Monday, December 15, 2008

Congress tries meddling in D.C. (again)

Kentucky has over 50 counties where it's illegal to buy alcohol. Nobody in the U.S. Senate has tried to overturn these antiquated laws.

But now that the District of Columbia wants to allow bars to stay open 24/7 for just one week this coming January, several senators act like this is a sign of society's ultimate ruin and want this new policy gutted.

After D.C. city council passed the new law allowing bars to be open around the clock during inauguration week, right-wing Sen. Dianne Feinstein (D-California) and Sen. Robert Bennett (R-Utah) demanded that city council reverse itself. So far, the city hasn't caved to this meddling.

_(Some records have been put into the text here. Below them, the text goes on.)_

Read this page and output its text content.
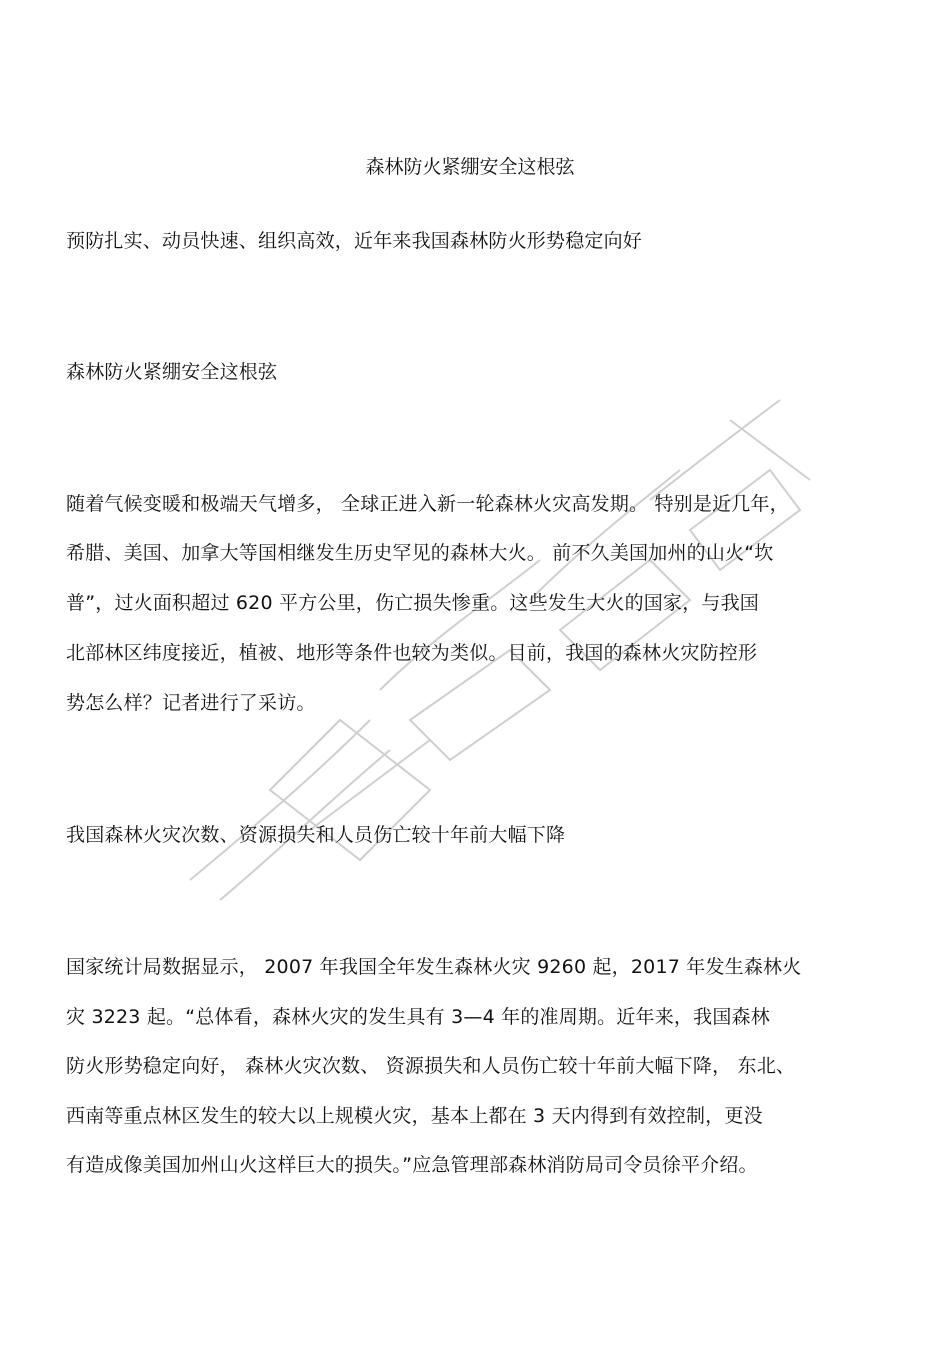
森林防火紧绷安全这根弦
预防扎实、动员快速、组织高效，近年来我国森林防火形势稳定向好
森林防火紧绷安全这根弦
随着气候变暖和极端天气增多， 全球正进入新一轮森林火灾高发期。 特别是近几年，
希腊、美国、加拿大等国相继发生历史罕见的森林大火。 前不久美国加州的山火“坎
普”，过火面积超过 620 平方公里，伤亡损失惨重。这些发生大火的国家，与我国
北部林区纬度接近，植被、地形等条件也较为类似。目前，我国的森林火灾防控形
势怎么样？记者进行了采访。
我国森林火灾次数、资源损失和人员伤亡较十年前大幅下降
国家统计局数据显示， 2007 年我国全年发生森林火灾 9260 起，2017 年发生森林火
灾 3223 起。“总体看，森林火灾的发生具有 3—4 年的准周期。近年来，我国森林
防火形势稳定向好， 森林火灾次数、 资源损失和人员伤亡较十年前大幅下降， 东北、
西南等重点林区发生的较大以上规模火灾，基本上都在 3 天内得到有效控制，更没
有造成像美国加州山火这样巨大的损失。”应急管理部森林消防局司令员徐平介绍。
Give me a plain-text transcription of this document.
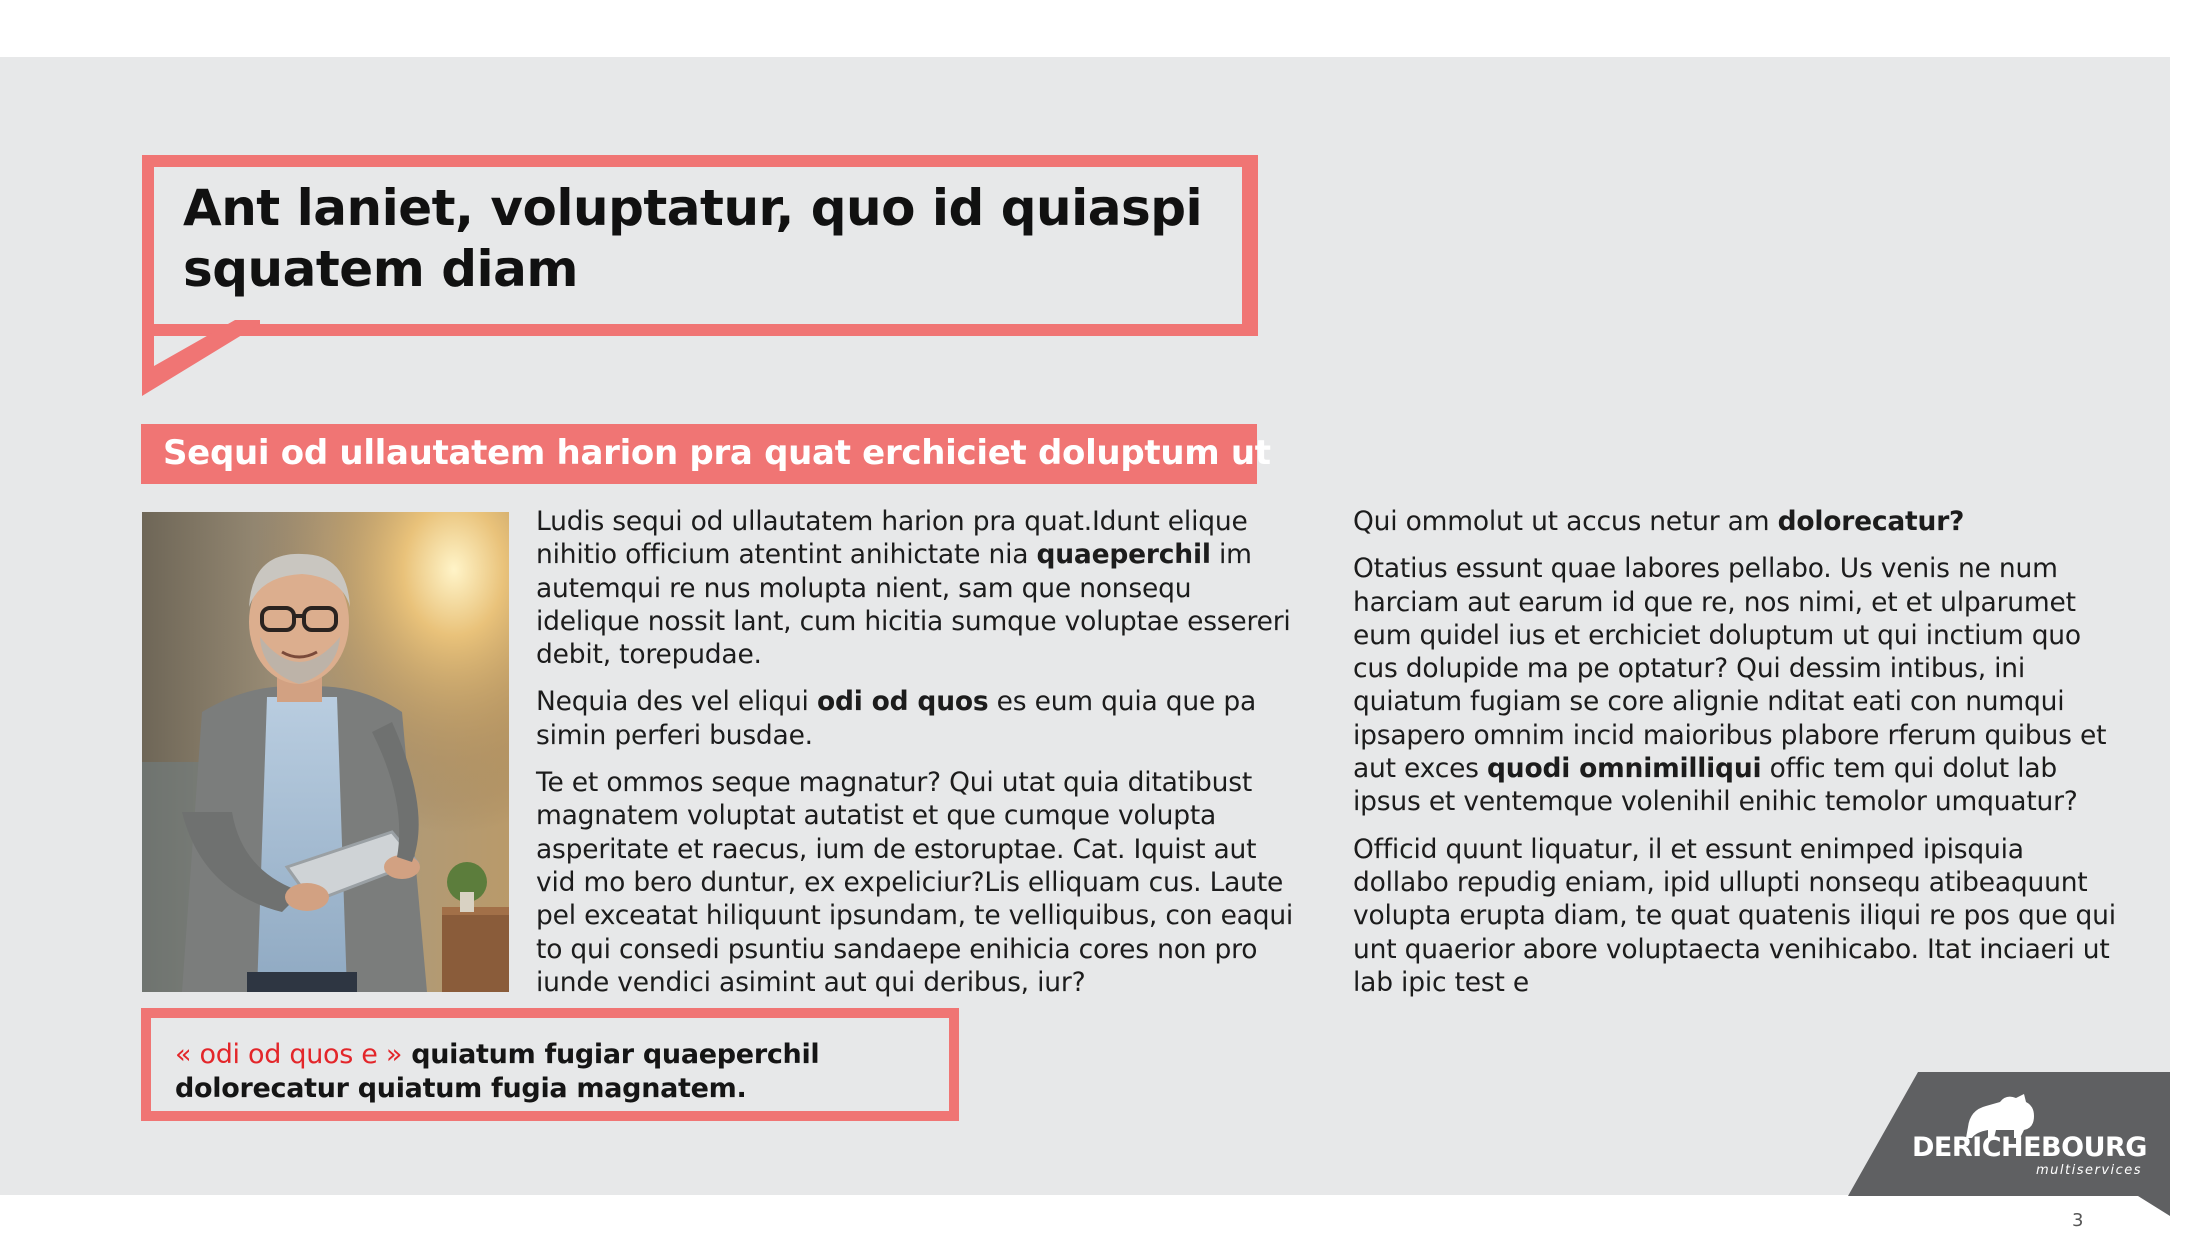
Ant laniet, voluptatur, quo id quiaspi
squatem diam
Sequi od ullautatem harion pra quat erchiciet doluptum ut

Ludis sequi od ullautatem harion pra quat.Idunt elique nihitio officium atentint anihictate nia quaeperchil im autemqui re nus molupta nient, sam que nonsequ idelique nossit lant, cum hicitia sumque voluptae essereri debit, torepudae.

Nequia des vel eliqui odi od quos es eum quia que pa simin perferi busdae.

Te et ommos seque magnatur? Qui utat quia ditatibust magnatem voluptat autatist et que cumque volupta asperitate et raecus, ium de estoruptae. Cat. Iquist aut vid mo bero duntur, ex expeliciur?Lis elliquam cus. Laute pel exceatat hiliquunt ipsundam, te velliquibus, con eaqui to qui consedi psuntiu sandaepe enihicia cores non pro iunde vendici asimint aut qui deribus, iur?

Qui ommolut ut accus netur am dolorecatur?

Otatius essunt quae labores pellabo. Us venis ne num harciam aut earum id que re, nos nimi, et et ulparumet eum quidel ius et erchiciet doluptum ut qui inctium quo cus dolupide ma pe optatur? Qui dessim intibus, ini quiatum fugiam se core alignie nditat eati con numqui ipsapero omnim incid maioribus plabore rferum quibus et aut exces quodi omnimilliqui offic tem qui dolut lab ipsus et ventemque volenihil enihic temolor umquatur?

Officid quunt liquatur, il et essunt enimped ipisquia dollabo repudig eniam, ipid ullupti nonsequ atibeaquunt volupta erupta diam, te quat quatenis iliqui re pos que qui unt quaerior abore voluptaecta venihicabo. Itat inciaeri ut lab ipic test e

« odi od quos e » quiatum fugiar quaeperchil
dolorecatur quiatum fugia magnatem.
DERICHEBOURG
multiservices
3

Now that the Senate has tried to intervene against D.C.'s lenient alcohol laws, when will it take on Kentucky's draconian statutes? The laws in Kentucky and several other states against alcohol are motivated entirely by religion, and America is supposed to have separation of church and state, right?

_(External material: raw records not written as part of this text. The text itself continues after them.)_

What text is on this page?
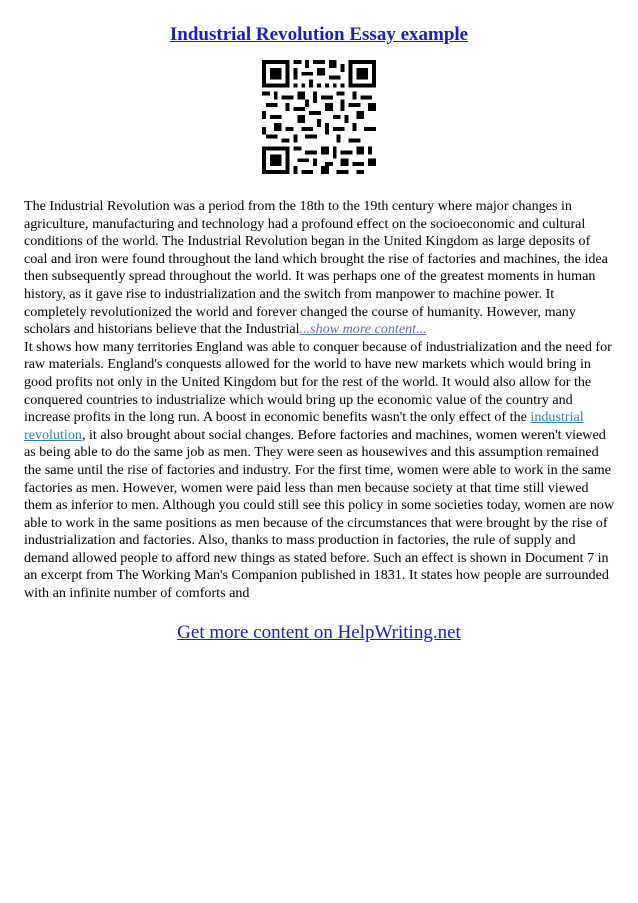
Industrial Revolution Essay example

The Industrial Revolution was a period from the 18th to the 19th century where major changes in agriculture, manufacturing and technology had a profound effect on the socioeconomic and cultural conditions of the world. The Industrial Revolution began in the United Kingdom as large deposits of coal and iron were found throughout the land which brought the rise of factories and machines, the idea then subsequently spread throughout the world. It was perhaps one of the greatest moments in human history, as it gave rise to industrialization and the switch from manpower to machine power. It completely revolutionized the world and forever changed the course of humanity. However, many scholars and historians believe that the Industrial...show more content...

It shows how many territories England was able to conquer because of industrialization and the need for raw materials. England's conquests allowed for the world to have new markets which would bring in good profits not only in the United Kingdom but for the rest of the world. It would also allow for the conquered countries to industrialize which would bring up the economic value of the country and increase profits in the long run. A boost in economic benefits wasn't the only effect of the industrial revolution, it also brought about social changes. Before factories and machines, women weren't viewed as being able to do the same job as men. They were seen as housewives and this assumption remained the same until the rise of factories and industry. For the first time, women were able to work in the same factories as men. However, women were paid less than men because society at that time still viewed them as inferior to men. Although you could still see this policy in some societies today, women are now able to work in the same positions as men because of the circumstances that were brought by the rise of industrialization and factories. Also, thanks to mass production in factories, the rule of supply and demand allowed people to afford new things as stated before. Such an effect is shown in Document 7 in an excerpt from The Working Man's Companion published in 1831. It states how people are surrounded with an infinite number of comforts and

Get more content on HelpWriting.net
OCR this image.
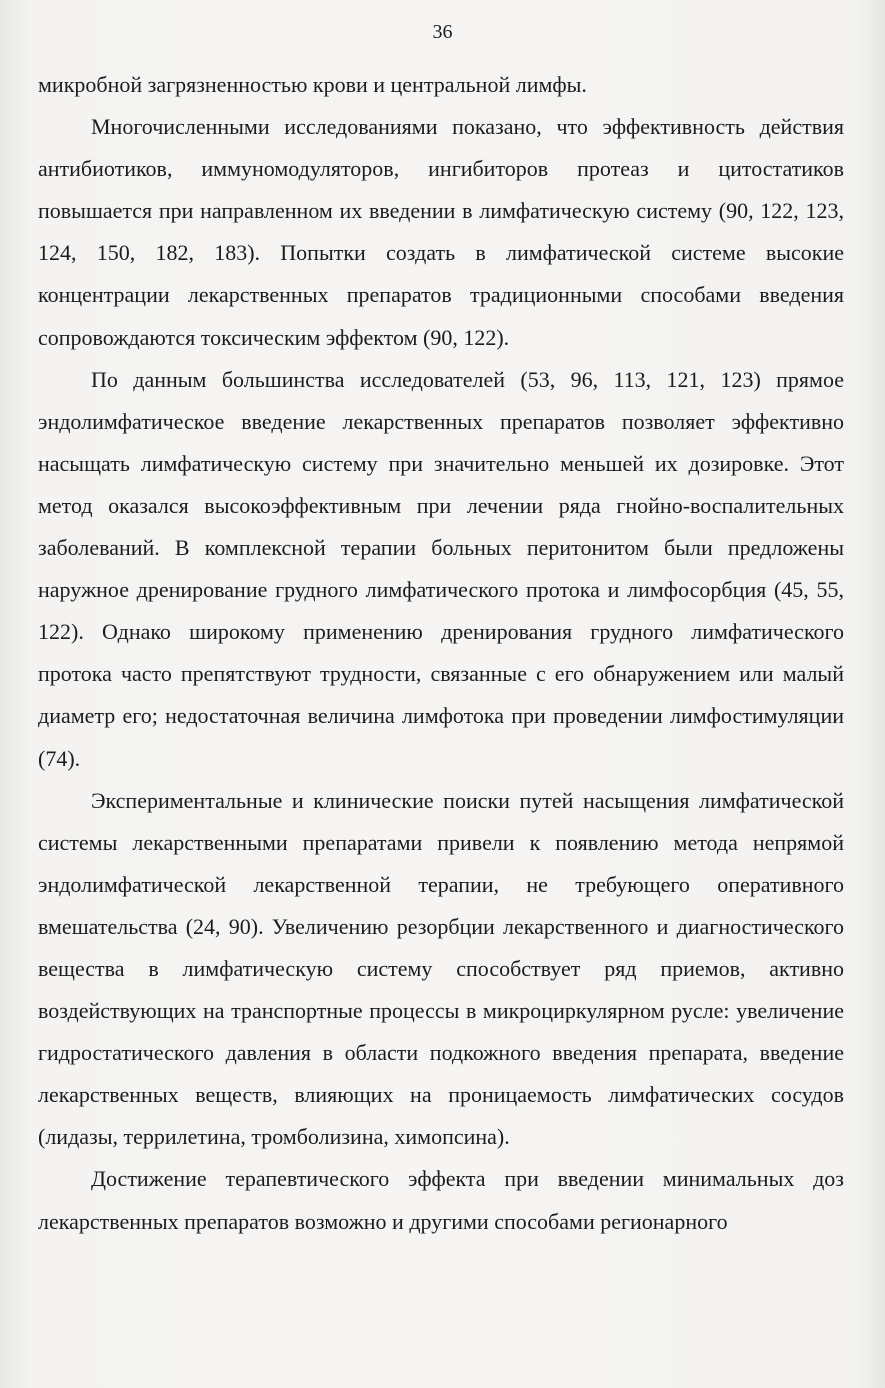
36

микробной загрязненностью крови и центральной лимфы.

Многочисленными исследованиями показано, что эффективность действия антибиотиков, иммуномодуляторов, ингибиторов протеаз и цитостатиков повышается при направленном их введении в лимфатическую систему (90, 122, 123, 124, 150, 182, 183). Попытки создать в лимфатической системе высокие концентрации лекарственных препаратов традиционными способами введения сопровождаются токсическим эффектом (90, 122).

По данным большинства исследователей (53, 96, 113, 121, 123) прямое эндолимфатическое введение лекарственных препаратов позволяет эффективно насыщать лимфатическую систему при значительно меньшей их дозировке. Этот метод оказался высокоэффективным при лечении ряда гнойно-воспалительных заболеваний. В комплексной терапии больных перитонитом были предложены наружное дренирование грудного лимфатического протока и лимфосорбция (45, 55, 122). Однако широкому применению дренирования грудного лимфатического протока часто препятствуют трудности, связанные с его обнаружением или малый диаметр его; недостаточная величина лимфотока при проведении лимфостимуляции (74).

Экспериментальные и клинические поиски путей насыщения лимфатической системы лекарственными препаратами привели к появлению метода непрямой эндолимфатической лекарственной терапии, не требующего оперативного вмешательства (24, 90). Увеличению резорбции лекарственного и диагностического вещества в лимфатическую систему способствует ряд приемов, активно воздействующих на транспортные процессы в микроциркулярном русле: увеличение гидростатического давления в области подкожного введения препарата, введение лекарственных веществ, влияющих на проницаемость лимфатических сосудов (лидазы, террилетина, тромболизина, химопсина).

Достижение терапевтического эффекта при введении минимальных доз лекарственных препаратов возможно и другими способами регионарного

The Twenty-First Amendment has been misinterpreted to allow states and counties to go dry, but even if that was the correct interpretation, why does the Twenty-First Amendment carry more weight than the First Amendment?

As for the D.C. controversy, is this yet another case of Congress treating D.C. as its own policy laboratory and pretending as if the city can't make decisions for itself?